Public approval of President Dmitry Medvedev fell in August to its lowest level since he took office, an independent polling agency said Thursday.
The gap between Medvedev and Prime Minister Vladimir Putin has widened seven months before a March 2012 presidential election, in which one of the two is expected to run for a six-year term.
Medvedev's approval rating fell to 63 percent in August from 66 percent in July, the Levada Center poll showed, its lowest since Putin, facing a constitutional bar on a third straight term as president, steered him into the Kremlin in 2008.
Putin's approval rating held at 68 percent, near record lows during his decade in power and the same as in July, according to the monthly poll of 1,600 adults nationwide.
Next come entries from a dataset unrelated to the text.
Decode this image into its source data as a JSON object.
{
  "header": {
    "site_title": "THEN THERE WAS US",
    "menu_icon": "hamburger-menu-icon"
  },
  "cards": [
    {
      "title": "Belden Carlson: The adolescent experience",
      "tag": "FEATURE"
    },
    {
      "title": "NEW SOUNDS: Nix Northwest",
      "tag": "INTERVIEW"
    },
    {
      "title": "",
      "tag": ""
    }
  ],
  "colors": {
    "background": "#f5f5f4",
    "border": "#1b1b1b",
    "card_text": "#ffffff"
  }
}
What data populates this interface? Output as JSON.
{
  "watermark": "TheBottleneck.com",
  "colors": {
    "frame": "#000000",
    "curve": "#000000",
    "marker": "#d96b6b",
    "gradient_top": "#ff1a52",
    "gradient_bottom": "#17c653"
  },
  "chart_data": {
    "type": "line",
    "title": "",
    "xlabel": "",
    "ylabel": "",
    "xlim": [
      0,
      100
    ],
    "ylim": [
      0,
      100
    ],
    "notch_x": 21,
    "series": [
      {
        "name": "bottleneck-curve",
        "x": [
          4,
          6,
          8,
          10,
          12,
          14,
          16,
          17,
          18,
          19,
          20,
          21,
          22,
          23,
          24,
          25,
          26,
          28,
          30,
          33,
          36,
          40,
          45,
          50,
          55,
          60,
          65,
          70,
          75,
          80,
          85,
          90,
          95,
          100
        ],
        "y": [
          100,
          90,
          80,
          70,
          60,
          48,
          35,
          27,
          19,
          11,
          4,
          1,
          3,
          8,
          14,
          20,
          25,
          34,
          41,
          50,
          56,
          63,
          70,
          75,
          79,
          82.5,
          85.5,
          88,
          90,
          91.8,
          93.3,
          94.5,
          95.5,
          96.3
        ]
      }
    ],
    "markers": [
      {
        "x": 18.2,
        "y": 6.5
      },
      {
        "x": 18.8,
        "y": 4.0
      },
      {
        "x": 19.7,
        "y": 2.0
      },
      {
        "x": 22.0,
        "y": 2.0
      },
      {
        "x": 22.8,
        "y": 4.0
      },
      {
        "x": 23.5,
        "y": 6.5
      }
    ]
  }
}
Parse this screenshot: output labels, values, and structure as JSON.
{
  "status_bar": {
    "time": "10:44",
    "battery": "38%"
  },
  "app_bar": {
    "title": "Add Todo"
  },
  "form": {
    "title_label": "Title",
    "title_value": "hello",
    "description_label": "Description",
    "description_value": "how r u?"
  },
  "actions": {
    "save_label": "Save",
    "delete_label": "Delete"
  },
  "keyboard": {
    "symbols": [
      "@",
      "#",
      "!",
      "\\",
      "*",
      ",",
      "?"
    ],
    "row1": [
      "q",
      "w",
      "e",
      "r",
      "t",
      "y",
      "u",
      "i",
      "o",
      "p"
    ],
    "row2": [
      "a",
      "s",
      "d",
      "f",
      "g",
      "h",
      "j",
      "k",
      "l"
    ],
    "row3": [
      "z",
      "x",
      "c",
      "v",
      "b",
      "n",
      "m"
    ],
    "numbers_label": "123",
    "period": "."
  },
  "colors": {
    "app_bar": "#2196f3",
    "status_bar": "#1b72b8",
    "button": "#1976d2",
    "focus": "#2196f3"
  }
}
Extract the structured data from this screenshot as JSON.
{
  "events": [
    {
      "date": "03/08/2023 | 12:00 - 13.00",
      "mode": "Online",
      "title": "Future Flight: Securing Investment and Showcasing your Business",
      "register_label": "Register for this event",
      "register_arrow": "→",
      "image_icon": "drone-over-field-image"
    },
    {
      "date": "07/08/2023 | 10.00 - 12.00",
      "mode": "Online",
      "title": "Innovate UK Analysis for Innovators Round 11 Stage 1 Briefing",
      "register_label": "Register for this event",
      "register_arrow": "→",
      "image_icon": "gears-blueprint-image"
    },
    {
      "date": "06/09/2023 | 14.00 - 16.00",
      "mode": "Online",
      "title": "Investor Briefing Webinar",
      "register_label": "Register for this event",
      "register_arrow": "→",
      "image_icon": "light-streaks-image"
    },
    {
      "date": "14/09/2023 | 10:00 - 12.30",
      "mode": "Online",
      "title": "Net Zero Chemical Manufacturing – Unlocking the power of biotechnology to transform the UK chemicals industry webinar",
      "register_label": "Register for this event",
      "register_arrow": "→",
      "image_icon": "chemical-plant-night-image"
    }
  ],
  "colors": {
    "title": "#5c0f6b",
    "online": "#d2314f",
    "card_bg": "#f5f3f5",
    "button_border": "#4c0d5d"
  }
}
"Putin continues to be seen as a more authoritative figure," said Lyudmila Sergeyeva, a sociologist at Levada.
Both leaders' ratings are far higher than most politicians in the West can expect, but analysts say ordinary Russians' concerns about their economic prospects two years after a big downturn have undermined support for the authorities.
According to the poll, 36 percent of Russians believed in August that the country was moving in the right direction, down from 40 percent in July and 48 percent in August 2010.
Some Russians blame Putin for the country's problems, and analysts say signs of unhappiness might encourage him to stand for election.
"In circumstances of the slow recovery from the economic crisis, many Russians want a firm hand," Sergeyeva said.